When I was seventeen, our church youth group was allowed to lead one of the evening services. We came from two small traditional Anglican churches in neighbouring Oxfordshire villages, but we’d been spending our Easter and summer vacations at massive charismatic youth camps, sleeping in tents for short hours in between all night worship sessions and long afternoons discussing all aspects of theology and Christian living on the grass.
I was in the in-between year in that youth group. There had been a big group of Christian teens a few years older than me, who’d adopted me as the little sister. They’d all left for gap year and University now, and while I waited my turn to fly the nest, the youth group filled up with younger members, mostly friends of my little sister.
It could have been an isolating couple of years. I had few Christian friends at school and no one to connect with at church.
But my youth leader saw me. She saw that awkward place I was in and took action.
I was drafted in as a junior youth leader, invited to their planning meetings, to give my thoughts, to pray for the work in the youth group, to come alongside the girls my sister’s age and be an encouragement to them.
I was still finding my way at seventeen—growing out of the easy accepting faith of a child, but not quite into the maturity of an adult. I was passionate about so much, but so unsure how it all fit together. I loved the church, but I wasn’t always sure I belonged.
In our youth-led services, we were normally allowed to plan and lead everything except the sermon, which the vicar would still give. This time, for unknown reasons, he handed the teaching over to us too. It was a big opportunity and there was excitement in our group as we sat down to plan it all out. It was decided we’d split the teaching time in two, so that two of the group got the chance to preach a shorter sermon. Another boy a year younger than me asked to do one—he already has his mind set on going into church work so this was good practise.
And so who would do the other sermon? I sat with the group, wondering who it would be when all eyes turned to look in my direction and I heard the voice of my youth leader say, “well I think it should be Fiona, right?”
I’d never considered preaching. I loved leading the small group, loved coming alongside the younger girls to encourage them and challenge them. And I loved listening to the sermons, taking copious notes in my neat teenage handwriting to go home and look up the answers to my questions later on.
But preach myself?
Somehow I heard myself agreeing.
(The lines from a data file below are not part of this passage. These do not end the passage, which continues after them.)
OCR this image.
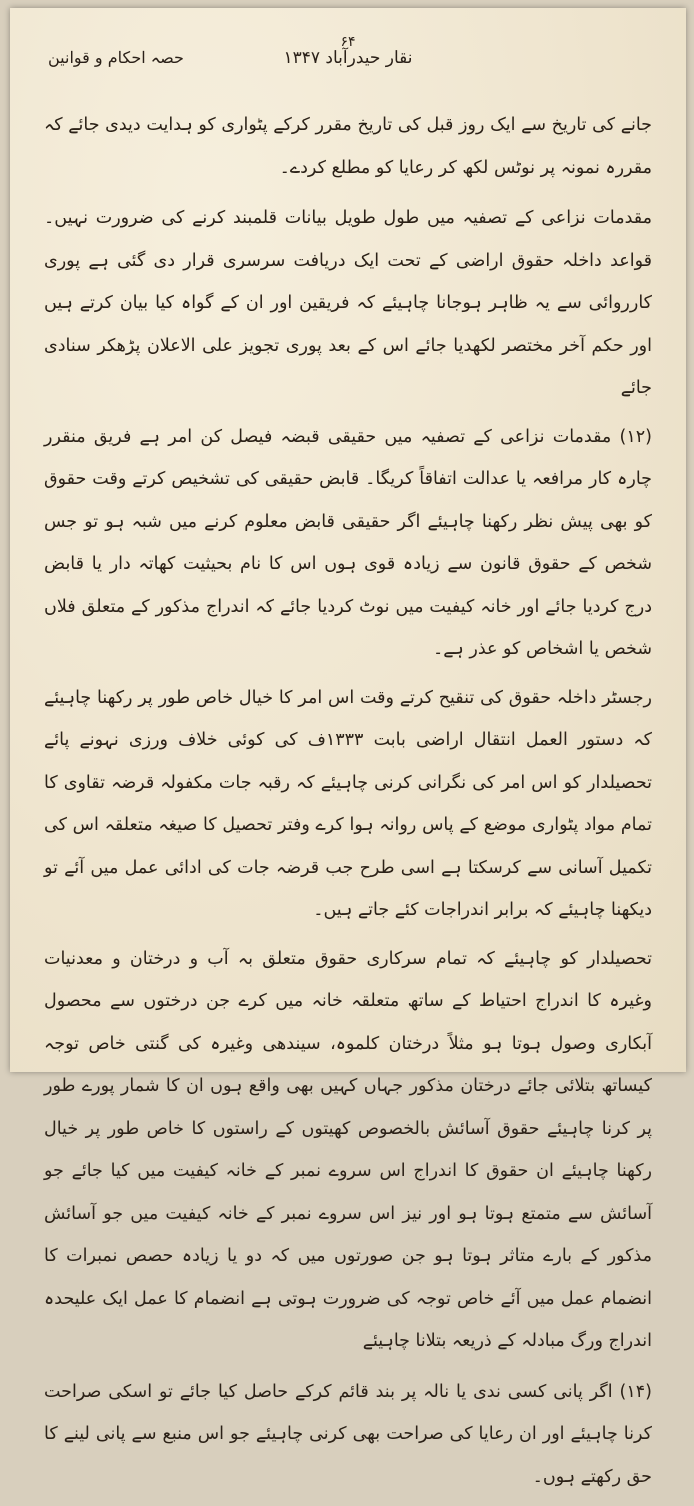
۶۴
۱۳۴۷ نقار حیدرآباد
حصہ احکام و قوانین

جانے کی تاریخ سے ایک روز قبل کی تاریخ مقرر کرکے پٹواری کو ہدایت دیدی جائے کہ مقررہ نمونہ پر نوٹس لکھ کر رعایا کو مطلع کردے۔

مقدمات نزاعی کے تصفیہ میں طول طویل بیانات قلمبند کرنے کی ضرورت نہیں۔ قواعد داخلہ حقوق اراضی کے تحت ایک دریافت سرسری قرار دی گئی ہے پوری کارروائی سے یہ ظاہر ہوجانا چاہیئے کہ فریقین اور ان کے گواہ کیا بیان کرتے ہیں اور حکم آخر مختصر لکھدیا جائے اس کے بعد پوری تجویز علی الاعلان پڑھکر سنادی جائے

(۱۲) مقدمات نزاعی کے تصفیہ میں حقیقی قبضہ فیصل کن امر ہے فریق منقرر چارہ کار مرافعہ یا عدالت اتفاقاً کریگا۔ قابض حقیقی کی تشخیص کرتے وقت حقوق کو بھی پیش نظر رکھنا چاہیئے اگر حقیقی قابض معلوم کرنے میں شبہ ہو تو جس شخص کے حقوق قانون سے زیادہ قوی ہوں اس کا نام بحیثیت کھاتہ دار یا قابض درج کردیا جائے اور خانہ کیفیت میں نوٹ کردیا جائے کہ اندراج مذکور کے متعلق فلاں شخص یا اشخاص کو عذر ہے۔

رجسٹر داخلہ حقوق کی تنقیح کرتے وقت اس امر کا خیال خاص طور پر رکھنا چاہیئے کہ دستور العمل انتقال اراضی بابت ۱۳۳۳ف کی کوئی خلاف ورزی نہونے پائے تحصیلدار کو اس امر کی نگرانی کرنی چاہیئے کہ رقبہ جات مکفولہ قرضہ تقاوی کا تمام مواد پٹواری موضع کے پاس روانہ ہوا کرے وفتر تحصیل کا صیغہ متعلقہ اس کی تکمیل آسانی سے کرسکتا ہے اسی طرح جب قرضہ جات کی ادائی عمل میں آئے تو دیکھنا چاہیئے کہ برابر اندراجات کئے جاتے ہیں۔

تحصیلدار کو چاہیئے کہ تمام سرکاری حقوق متعلق بہ آب و درختان و معدنیات وغیرہ کا اندراج احتیاط کے ساتھ متعلقہ خانہ میں کرے جن درختوں سے محصول آبکاری وصول ہوتا ہو مثلاً درختان کلموہ، سیندھی وغیرہ کی گنتی خاص توجہ کیساتھ بتلائی جائے درختان مذکور جہاں کہیں بھی واقع ہوں ان کا شمار پورے طور پر کرنا چاہیئے حقوق آسائش بالخصوص کھیتوں کے راستوں کا خاص طور پر خیال رکھنا چاہیئے ان حقوق کا اندراج اس سروے نمبر کے خانہ کیفیت میں کیا جائے جو آسائش سے متمتع ہوتا ہو اور نیز اس سروے نمبر کے خانہ کیفیت میں جو آسائش مذکور کے بارے متاثر ہوتا ہو جن صورتوں میں کہ دو یا زیادہ حصص نمبرات کا انضمام عمل میں آئے خاص توجہ کی ضرورت ہوتی ہے انضمام کا عمل ایک علیحدہ اندراج ورگ مبادلہ کے ذریعہ بتلانا چاہیئے

(۱۴) اگر پانی کسی ندی یا نالہ پر بند قائم کرکے حاصل کیا جائے تو اسکی صراحت کرنا چاہیئے اور ان رعایا کی صراحت بھی کرنی چاہیئے جو اس منبع سے پانی لینے کا حق رکھتے ہوں۔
I’m not sure I was given much choice. The usual sense of anxiety began rising in my chest straight away as I thought of all the people I’d be speaking in front of, the idea of standing behind that lectern and saying my own words. What if I completely sucked? What if I said something heretical and they booed me out of the church? What if I stuttered and no one understood what I was trying to say? What if I couldn’t get any words out at all?
Then I spied our youth leader across the church hall, grinning proudly at me across the room and felt a gentle blanket of assurance settle in me and covering over that swelling anxiety. She saw me and she thought I could do this. So maybe I could…
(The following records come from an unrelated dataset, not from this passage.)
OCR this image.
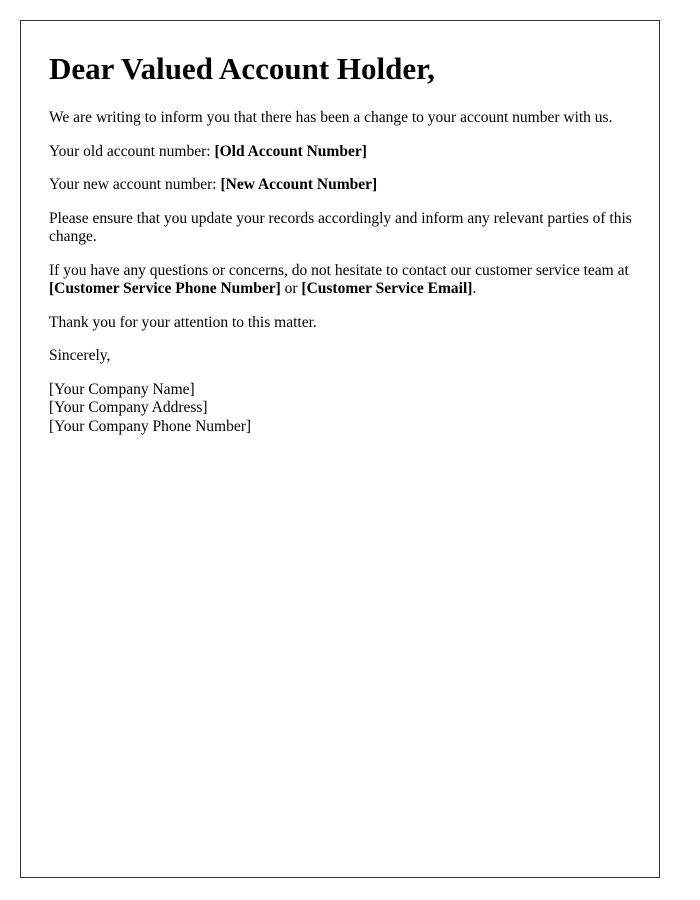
Dear Valued Account Holder,

We are writing to inform you that there has been a change to your account number with us.

Your old account number: [Old Account Number]

Your new account number: [New Account Number]

Please ensure that you update your records accordingly and inform any relevant parties of this change.

If you have any questions or concerns, do not hesitate to contact our customer service team at [Customer Service Phone Number] or [Customer Service Email].

Thank you for your attention to this matter.

Sincerely,

[Your Company Name]
[Your Company Address]
[Your Company Phone Number]
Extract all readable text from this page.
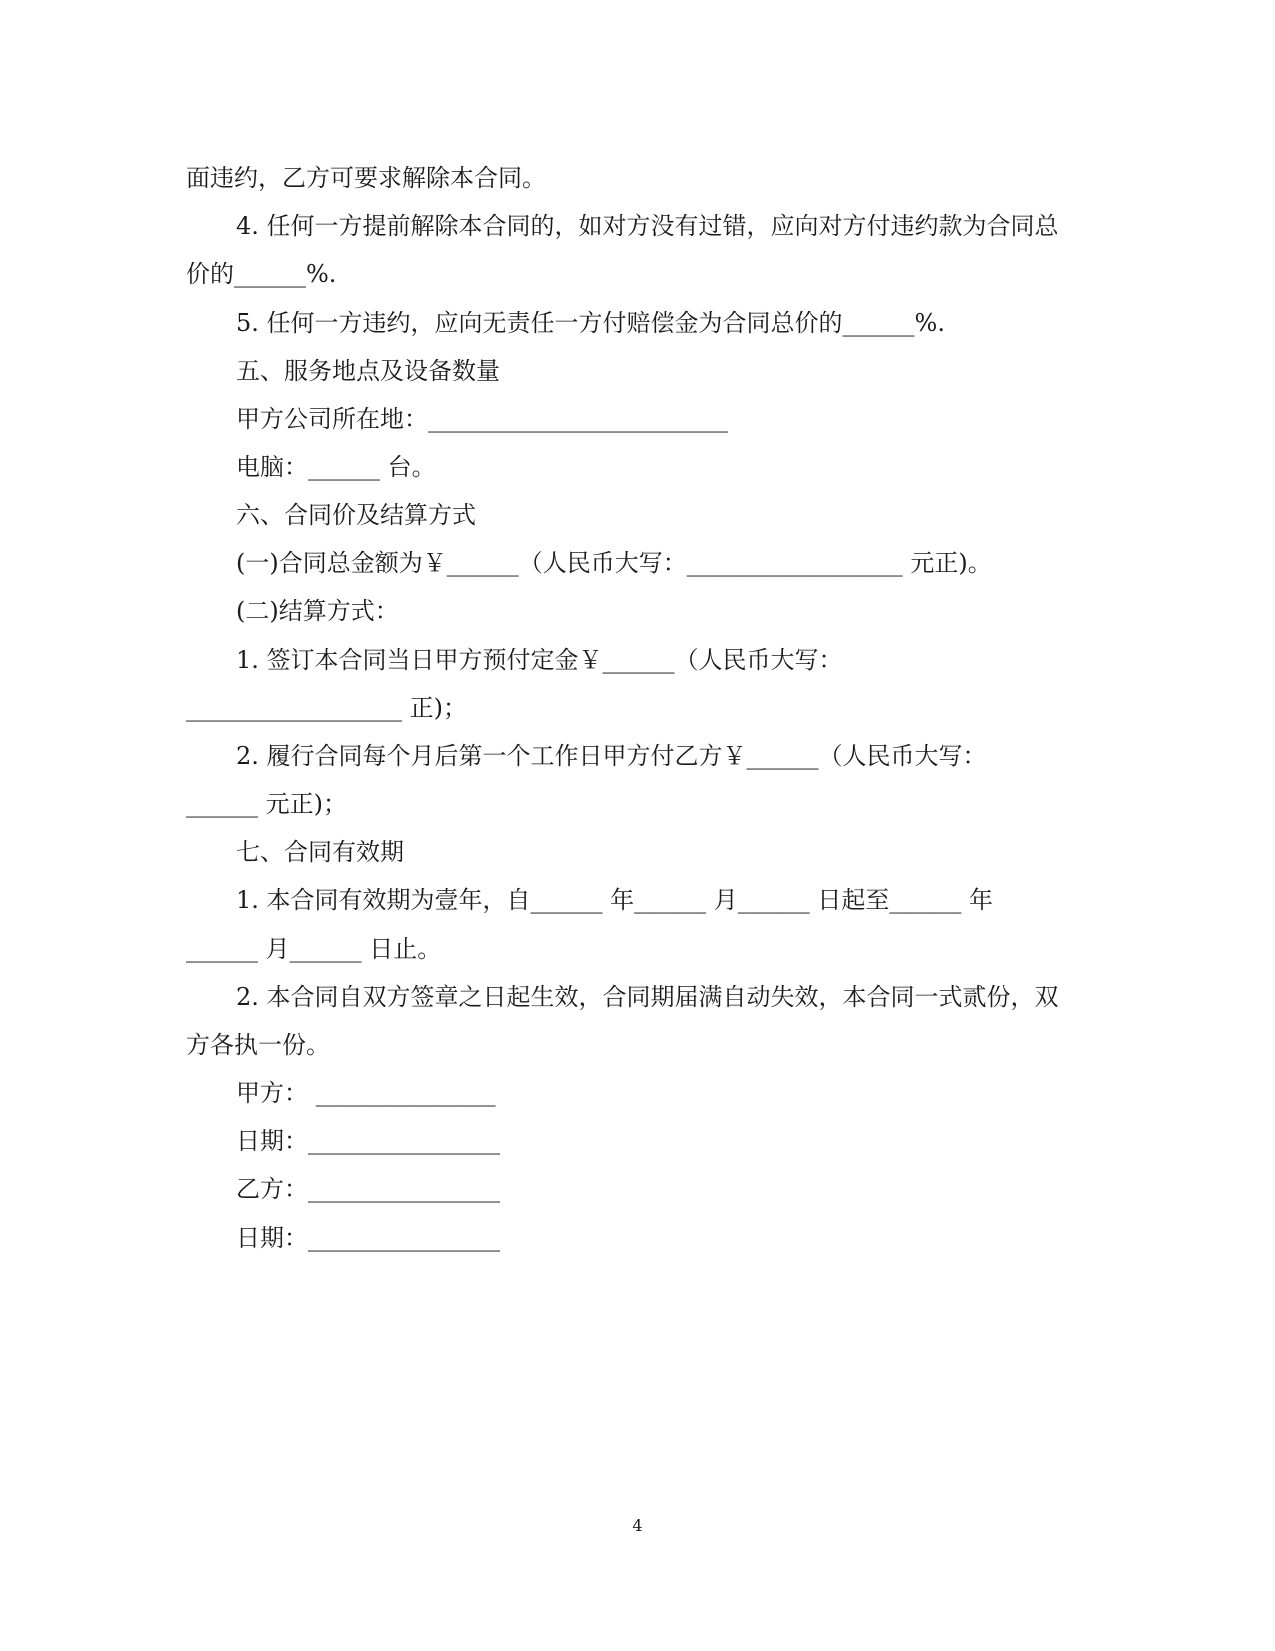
面违约，乙方可要求解除本合同。
4. 任何一方提前解除本合同的，如对方没有过错，应向对方付违约款为合同总
价的______%.
5. 任何一方违约，应向无责任一方付赔偿金为合同总价的______%.
五、服务地点及设备数量
甲方公司所在地：_________________________
电脑：______ 台。
六、合同价及结算方式
(一)合同总金额为￥______（人民币大写：__________________ 元正)。
(二)结算方式：
1. 签订本合同当日甲方预付定金￥______（人民币大写：
__________________ 正)；
2. 履行合同每个月后第一个工作日甲方付乙方￥______（人民币大写：
______ 元正)；
七、合同有效期
1. 本合同有效期为壹年，自______ 年______ 月______ 日起至______ 年
______ 月______ 日止。
2. 本合同自双方签章之日起生效，合同期届满自动失效，本合同一式贰份，双
方各执一份。
甲方： _______________
日期：________________
乙方：________________
日期：________________
4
A few weeks later, I stood behind that lectern and spoke for ten minutes to our small congregation, which felt in that moment like a thousand-strong revival hall. My palms were sweating, my hands and voice shook. But as I started telling my story—the story of a Father’s love, the confidence we find to keep climbing up the mountainside, even when it’s tough, because of his strong presence at our side—the fear slipped away and was replaced with something else: joy.
It would be seven more years before anyone asked me to lead again—to teach a study, come alongside other believers in their walk, stand up and preach. In those seven years I often wondered if I had imagined that feeling, the joy that swept through me when I spoke the words I felt the Spirit had given me. I convinced myself that perhaps it wasn’t the lightning moment I had thought it was at the time. My path must lay in a different direction.
Until one day, in a cafe in Brussels, a pastor sat across the table from me, small cups of strong coffee in our hands, and he looked at me and asked me what I was really passionate about. And words started spilling out that I hadn’t planned, about my desire to walk alongside people as they journeyed in faith, my love for the Bible, my hope that I could somehow speak truth and grace into lives and see them transformed.
And he saw me in that moment. And he invited me to be part of the teaching team.
There I found people to train me, to challenge me. People who believed in me and took risks in me and my gifts until I started to believe the image of myself that they saw and called out.
When I look back, it was these two moments that were most pivotal in taking me forward into the calling God had for me, a calling I’m still figuring out step by tentative step. And it was little that I did. I was only vaguely aware of the Spirit whispers in me, but others heard them. Others saw me and chose to empower me.
Now it’s my prayer too, that I’d have eyes to see, to see the gifting in people that they don’t yet fully understand themselves. That I might be the one to spot the seed in the fertile soil and pour on the refreshing water of encouragement, bring the sunshine warmth of acceptance and support as that little seed grows into a strong and fruitful tree.
May I always have eyes to see, just as I was seen.